When some members of the show’s cast and crew got home devices for Christmas presents, they sent them back. Actor Jason Butler Harner says he even has added a plastic glider over his phone camera’s lens so it can’t randomly record activity around him.

In the series, the internet pandemic will take place over a short period of time, showing just how crucial it is to react quickly.

“I think we are living in very anxious times,” Harner says. “Sometimes the most logical decision is not the most human decision. We have a responsibility as humans to educate ourselves more and try to figure out how to learn this language of taking back some of that.”

Add Slattery: “We are so isolated. Is it pushing us more toward that? If we are all left to our own devices, where does it go from there? Isn’t that what government is? Isn’t it supposed to protect us from ourselves or protect the weak from the people who are going to take advantage of them?”

The more connected humans get to computers and cellphones, the less connected they are to other humans. “It’s like a loop,” Slattery says.

While “neXt” will also show how helpful AI has been, it isn’t afraid to sound an alarm.
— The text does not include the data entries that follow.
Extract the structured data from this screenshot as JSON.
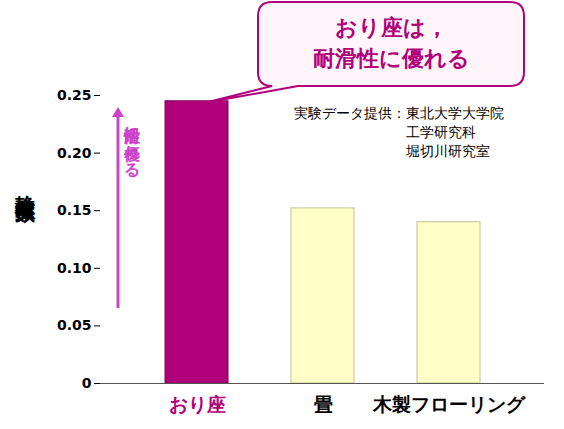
{
  "chart_data": {
    "type": "bar",
    "y_label": "静摩擦係数",
    "categories": [
      "おり座",
      "畳",
      "木製フローリング"
    ],
    "values": [
      0.245,
      0.152,
      0.14
    ],
    "colors": [
      "#b0007a",
      "#ffffc8",
      "#ffffc8"
    ],
    "ylim": [
      0,
      0.25
    ],
    "yticks": [
      0,
      0.05,
      {
        "value": 0.1,
        "label": "0.10"
      },
      0.15,
      {
        "value": 0.2,
        "label": "0.20"
      },
      0.25
    ],
    "grid": false,
    "callout": [
      "おり座は，",
      "耐滑性に優れる"
    ],
    "arrow_label": "耐滑性に優れる",
    "credit": [
      "実験データ提供：東北大学大学院",
      "工学研究科",
      "堀切川研究室"
    ]
  }
}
Harner says he remembers when his grandparents wouldn’t get credit cards because they could be hacked. “I don’t know how you exist in the world today without a credit card,” he says. “Humans need to have the sense of relief in being disconnected. You need to take a second to take a breath. The idea that we are constantly traceable (is) extremely anxiety-making.”

“NeXt” premieres in the fall on Fox.